News In Brief

About 600 Kosovar men, many of them given up for dead, crossed into Albania after being freed from Serb prison camps in Kosovo. The ethnic Albanians said they were detained as Kosovo Liberation Army suspects and were systematically beaten - a claim that UN officials appeared to confirm by reporting that the refugees were in poor physical condition.

Contradicting US claims that increased deployments of NATO ground troops in the Balkans would be primarily so they could serve as humanitarian watchdogs , British Foreign Secretary Robin Cook said they would be "more than just a peacekeeping force." Cook told the BBC that alliance planners were close to ratifying proposals to increase ground troops to between 40,000 and 50,000 to ensure that Yugoslav President Milosevic "could not threaten Kosovo again." London's Sunday Times reported that at least 18,000 more NATO troops - 8,000 of them Americans - will be sent to the Balkans in the next two months.

Responding to anti-aircraft fire during a routine patrol of a no-fly zone, US jets again bombed artillery sites in northern Iraq. All attacking aircraft returned safely to base in neighboring Turkey, an Air Force spokesman said. Such airstrikes have become commonplace since mid-December, when the Baghdad government began challenging the no-fly zones set up after the Gulf War to protect the region's mainly Kurdish population. US and British jets require Turkish permission for planned strikes against Iraq, but planes flying from the Incirlik base may fire in self-defense against any threat, including being tracked by radar.

Government officials ordered the closure of the oldest Christian church in the central Chinese city of Xian.

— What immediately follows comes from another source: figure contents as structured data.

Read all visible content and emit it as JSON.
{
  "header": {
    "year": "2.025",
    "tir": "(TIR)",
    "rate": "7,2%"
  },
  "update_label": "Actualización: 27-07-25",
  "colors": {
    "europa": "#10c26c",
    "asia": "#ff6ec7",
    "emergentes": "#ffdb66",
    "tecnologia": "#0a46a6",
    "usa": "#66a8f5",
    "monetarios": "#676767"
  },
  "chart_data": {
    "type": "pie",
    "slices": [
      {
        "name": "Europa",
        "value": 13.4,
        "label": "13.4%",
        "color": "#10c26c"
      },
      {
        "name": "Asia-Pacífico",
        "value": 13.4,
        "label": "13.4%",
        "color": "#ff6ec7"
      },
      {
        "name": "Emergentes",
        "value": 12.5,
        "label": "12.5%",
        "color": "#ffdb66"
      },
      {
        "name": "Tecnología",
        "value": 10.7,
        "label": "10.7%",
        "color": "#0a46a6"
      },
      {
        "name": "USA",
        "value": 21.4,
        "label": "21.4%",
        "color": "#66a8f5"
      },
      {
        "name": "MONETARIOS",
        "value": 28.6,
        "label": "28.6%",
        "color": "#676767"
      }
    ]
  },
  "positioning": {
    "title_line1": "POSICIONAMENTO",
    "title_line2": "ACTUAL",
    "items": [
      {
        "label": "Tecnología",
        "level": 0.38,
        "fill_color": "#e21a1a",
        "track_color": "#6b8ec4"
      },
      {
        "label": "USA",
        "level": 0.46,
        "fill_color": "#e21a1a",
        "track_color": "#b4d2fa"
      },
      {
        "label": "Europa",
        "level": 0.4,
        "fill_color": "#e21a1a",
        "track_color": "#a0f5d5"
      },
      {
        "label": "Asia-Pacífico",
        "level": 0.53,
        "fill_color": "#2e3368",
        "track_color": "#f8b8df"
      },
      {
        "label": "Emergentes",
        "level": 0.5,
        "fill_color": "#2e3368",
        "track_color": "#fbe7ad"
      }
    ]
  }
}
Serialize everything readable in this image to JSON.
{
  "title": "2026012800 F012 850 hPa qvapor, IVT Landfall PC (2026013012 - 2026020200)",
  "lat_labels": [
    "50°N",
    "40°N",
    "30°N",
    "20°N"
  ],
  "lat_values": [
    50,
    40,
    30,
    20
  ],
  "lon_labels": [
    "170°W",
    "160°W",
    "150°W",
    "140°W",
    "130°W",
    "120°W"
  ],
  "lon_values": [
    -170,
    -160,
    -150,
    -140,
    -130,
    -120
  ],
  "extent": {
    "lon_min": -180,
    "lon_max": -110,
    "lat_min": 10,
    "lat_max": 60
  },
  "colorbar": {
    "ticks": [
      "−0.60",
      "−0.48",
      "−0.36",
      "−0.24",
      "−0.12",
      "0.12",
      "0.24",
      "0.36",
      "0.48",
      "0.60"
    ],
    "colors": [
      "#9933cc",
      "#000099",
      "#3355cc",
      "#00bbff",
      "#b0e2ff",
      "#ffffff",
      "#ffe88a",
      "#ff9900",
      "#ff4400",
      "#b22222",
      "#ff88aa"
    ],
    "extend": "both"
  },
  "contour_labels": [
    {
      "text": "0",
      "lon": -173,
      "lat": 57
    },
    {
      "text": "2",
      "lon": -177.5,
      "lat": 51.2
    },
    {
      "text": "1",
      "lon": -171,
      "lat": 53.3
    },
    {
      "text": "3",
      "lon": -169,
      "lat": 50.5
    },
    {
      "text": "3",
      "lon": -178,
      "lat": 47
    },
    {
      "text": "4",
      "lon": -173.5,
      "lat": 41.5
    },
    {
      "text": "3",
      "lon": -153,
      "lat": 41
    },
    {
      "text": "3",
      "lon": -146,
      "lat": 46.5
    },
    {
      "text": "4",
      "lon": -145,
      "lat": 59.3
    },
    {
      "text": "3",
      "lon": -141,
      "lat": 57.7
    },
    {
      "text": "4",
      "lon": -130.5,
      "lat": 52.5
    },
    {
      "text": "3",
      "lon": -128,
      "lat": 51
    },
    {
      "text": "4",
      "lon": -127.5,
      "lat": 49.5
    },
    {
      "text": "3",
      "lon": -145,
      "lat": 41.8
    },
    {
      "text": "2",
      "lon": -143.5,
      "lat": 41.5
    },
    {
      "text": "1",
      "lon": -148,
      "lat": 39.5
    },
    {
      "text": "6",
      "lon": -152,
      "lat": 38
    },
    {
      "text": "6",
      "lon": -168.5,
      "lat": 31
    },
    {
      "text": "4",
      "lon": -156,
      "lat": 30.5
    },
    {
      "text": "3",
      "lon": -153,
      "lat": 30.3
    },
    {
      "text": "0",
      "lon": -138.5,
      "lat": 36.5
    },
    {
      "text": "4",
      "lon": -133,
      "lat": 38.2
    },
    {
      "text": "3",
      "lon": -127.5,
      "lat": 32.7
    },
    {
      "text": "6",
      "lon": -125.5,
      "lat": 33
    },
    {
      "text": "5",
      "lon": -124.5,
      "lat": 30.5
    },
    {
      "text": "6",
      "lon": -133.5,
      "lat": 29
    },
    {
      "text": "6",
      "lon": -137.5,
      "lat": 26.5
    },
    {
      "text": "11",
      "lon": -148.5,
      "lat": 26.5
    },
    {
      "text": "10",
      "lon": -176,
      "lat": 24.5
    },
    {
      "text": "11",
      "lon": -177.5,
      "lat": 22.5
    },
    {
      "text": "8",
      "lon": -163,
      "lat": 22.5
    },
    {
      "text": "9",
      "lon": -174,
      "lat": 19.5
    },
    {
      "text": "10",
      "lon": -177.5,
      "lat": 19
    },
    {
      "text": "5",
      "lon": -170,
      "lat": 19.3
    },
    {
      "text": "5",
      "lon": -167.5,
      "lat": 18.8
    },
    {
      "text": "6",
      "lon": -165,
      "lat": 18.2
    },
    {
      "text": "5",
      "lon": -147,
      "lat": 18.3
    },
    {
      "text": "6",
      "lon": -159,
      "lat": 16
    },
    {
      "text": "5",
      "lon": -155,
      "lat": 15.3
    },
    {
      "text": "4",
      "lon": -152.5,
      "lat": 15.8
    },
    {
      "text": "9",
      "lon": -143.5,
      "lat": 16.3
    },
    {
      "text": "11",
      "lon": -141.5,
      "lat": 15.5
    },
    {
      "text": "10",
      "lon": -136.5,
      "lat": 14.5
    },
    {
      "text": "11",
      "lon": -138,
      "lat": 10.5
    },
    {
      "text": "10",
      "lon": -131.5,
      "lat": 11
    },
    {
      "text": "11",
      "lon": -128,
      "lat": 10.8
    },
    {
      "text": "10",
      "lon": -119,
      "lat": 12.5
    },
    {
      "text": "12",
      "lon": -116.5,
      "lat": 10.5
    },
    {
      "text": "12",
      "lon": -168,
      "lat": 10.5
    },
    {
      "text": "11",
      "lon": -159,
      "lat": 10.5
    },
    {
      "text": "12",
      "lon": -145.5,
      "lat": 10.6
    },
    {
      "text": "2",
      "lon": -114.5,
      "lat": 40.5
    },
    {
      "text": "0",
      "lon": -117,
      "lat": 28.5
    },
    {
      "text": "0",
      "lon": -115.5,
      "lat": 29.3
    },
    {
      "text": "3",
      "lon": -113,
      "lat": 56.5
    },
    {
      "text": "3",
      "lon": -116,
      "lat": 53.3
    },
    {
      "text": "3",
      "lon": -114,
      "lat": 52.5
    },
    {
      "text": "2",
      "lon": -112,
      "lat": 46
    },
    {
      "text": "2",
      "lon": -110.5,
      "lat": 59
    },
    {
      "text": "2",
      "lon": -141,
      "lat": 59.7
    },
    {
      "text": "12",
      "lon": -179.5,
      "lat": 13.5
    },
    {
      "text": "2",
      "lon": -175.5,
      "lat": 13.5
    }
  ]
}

The building was ordered sold and the proceeds used for a new church outside the city. After learning that the Public Security Bureau was sending police to disperse a 'round-the-clock security watch, 500 Christians rushed to the church and linked arms to prevent it from being dispersed. With the number of worshippers often soaring to as many as 3,000 on Sundays, officials have become worried about the potential for social instability.

An armed group detonated bombs and began shooting indiscriminately at civilians in a village near Medea, 60 miles south of the Algerian capital, Algiers. At least 10 deaths were reported. There were no immediate claims of responsibility, although suspicion fell on fundamentalist Islamic militants. An attack in the same region last week killed seven people - six of them children. Approximately 75,000 people have been killed since 1992, when a violent Islamic rebellion erupted following the Army's cancellation of legislative elections that Muslim fundamentalists were poised to win.

Food and relief supplies were dropped from helicopters in remote areas of Pakistan in the aftermath of a last week's 170-m.p.h. cyclone. Thousands of villages in Sindh province were submerged. Authorities said at least 400 people died and 6,000 others are reported missing.